In other circumstances – as in the St Leonards case itself – directors taking such action may act for wrong and unacceptable reasons.
48 From a policy perspective, it may be thought unsatisfactory that the creditor who applies for a winding up order and thereby instills in directors the need to appoint an administrator must, in a practical sense, bear the costs of the dismissed winding up application even though the court has ruled that the company should pay those costs. There are expressions of disquiet about this in both FAI Workers Compensation (NSW) Ltd v Philkor Builders Pty Ltd (No 2) (1966) 21 ACSR 532 and Expile v Jabb’s (above). In the former case, Young J said (at p.534) that it should not be:
- “… an available option to companies to put their creditors through the large expense of taking winding up proceedings, and then at the last moment, entering into administration without making any provision for the costs of the winding up proceedings.”
49 In Expile v Jabb’s, Palmer J said (at [56]):
- “That the costs of the successful applicant for the winding up of a company are given second priority under s.556(1)(b) in the insolvent administration reflects a well established policy of the law that it is in the public interest that insolvent companies be wound up rather than be permitted to trade: see e.g. Re Data Homes Pty Ltd (in liq) [1972] 2 NSWLR 22, at 26. Consistently with that policy, creditors are to be encouraged, rather than discouraged, to undertake the financial burden of proceedings to wind up a company which is insolvent by the consideration that in the winding up the costs of their application will receive high priority for payment.
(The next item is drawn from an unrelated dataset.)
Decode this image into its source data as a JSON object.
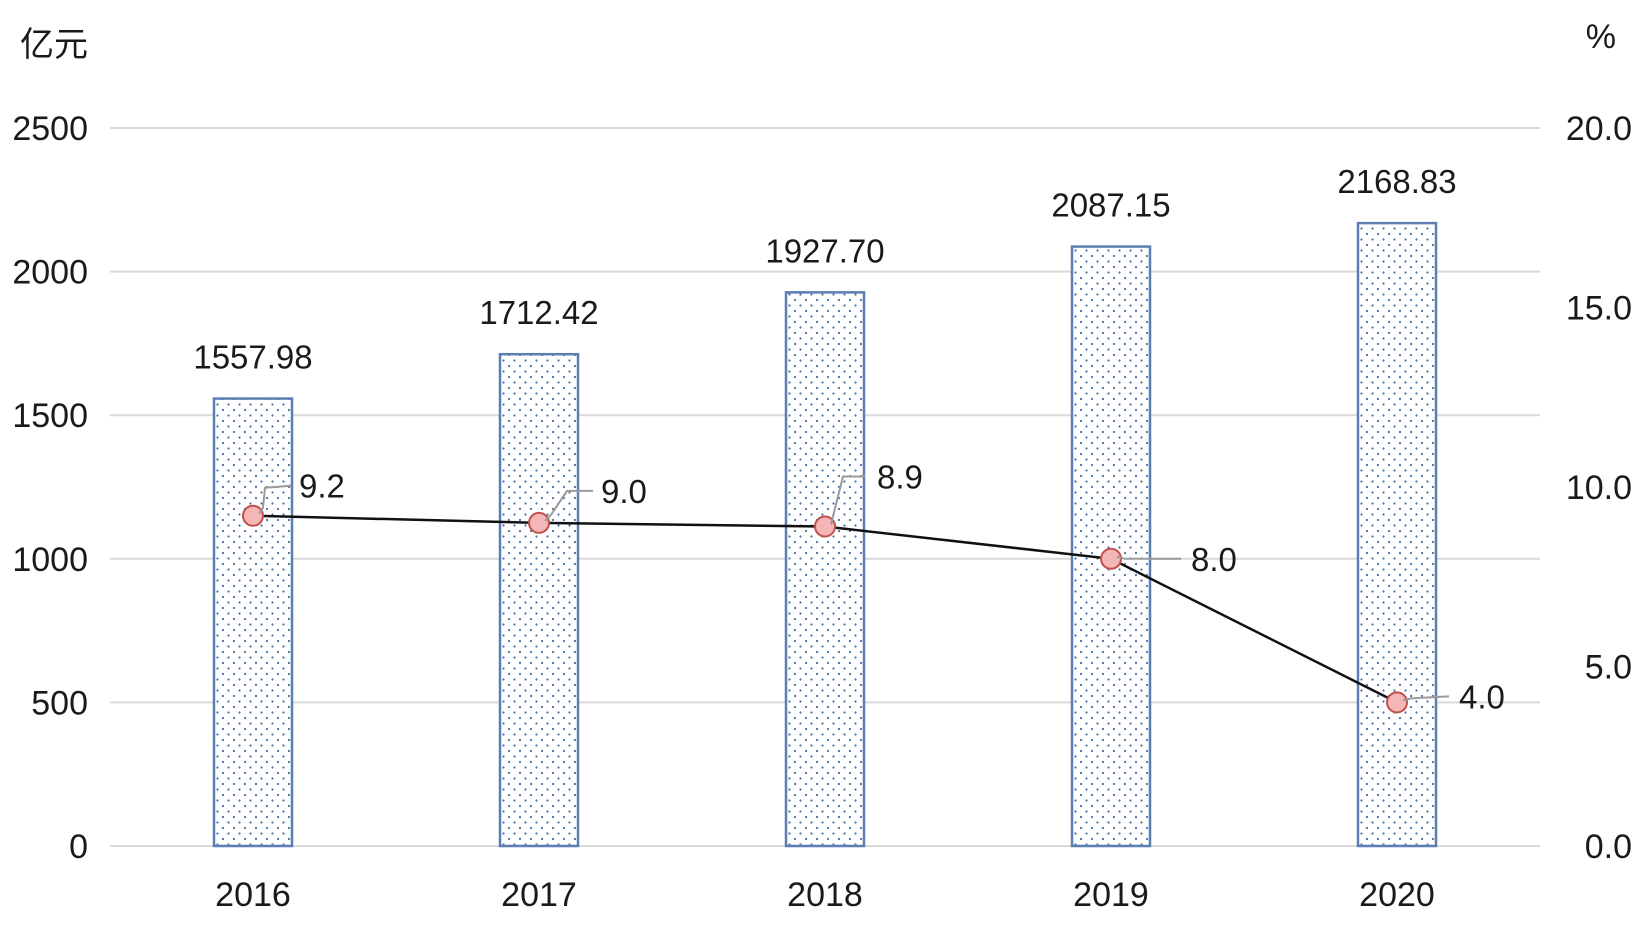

That is not regarded as unfair to other creditors because the applicant creditor is seen as seeking the winding up order, not for his or her exclusive benefit, but for the benefit of the class of creditors of which he or she is a member: In re Crigglestone Coal Company [1906] 2 Ch 327, at 331-2. It is right, therefore, that those who benefit from the financial risk undertaken by one of their number cede priority to the risk-taker for its costs of the risk-taking.”
50 As Palmer J makes clear, the legislature has recognised the priority deserved, in an insolvent winding up, by the costs awarded to the successful applicant for the winding up order. On the view I take, it has not, at this point, recognised as similarly deserving the claim of an applicant whose winding up application is eventually unsuccessful because overtaken by s.446A voluntary winding up, even if the court has, as it were, underwritten the claim by making an order for costs against the company. I have already referred to what I perceive to be a need for legislative attention to the interaction between ss.512 and 556(1) (see paragraph [9] above)`. The legislature should, in my opinion, also consider whether s.556(1) requires amendment to afford some appropriate priority position to costs under a costs order made in circumstances of the kind at issue in this case.
Conclusion
51 The claim of the Deputy Commissioner under the costs order made by the court on 25 September 2003 is not a debt or claim provable pursuant to s.553 in the creditors voluntary winding up that followed on from the Part 5.3A administration initiated on 27 August 2003; nor is that claim of the Deputy Commissioner, in relation to that winding up, a claim within any of the categories in s.556(1) or a cost, charge or expense of the winding up as referred to in s.512.
52 There should be a direction and declaration accordingly.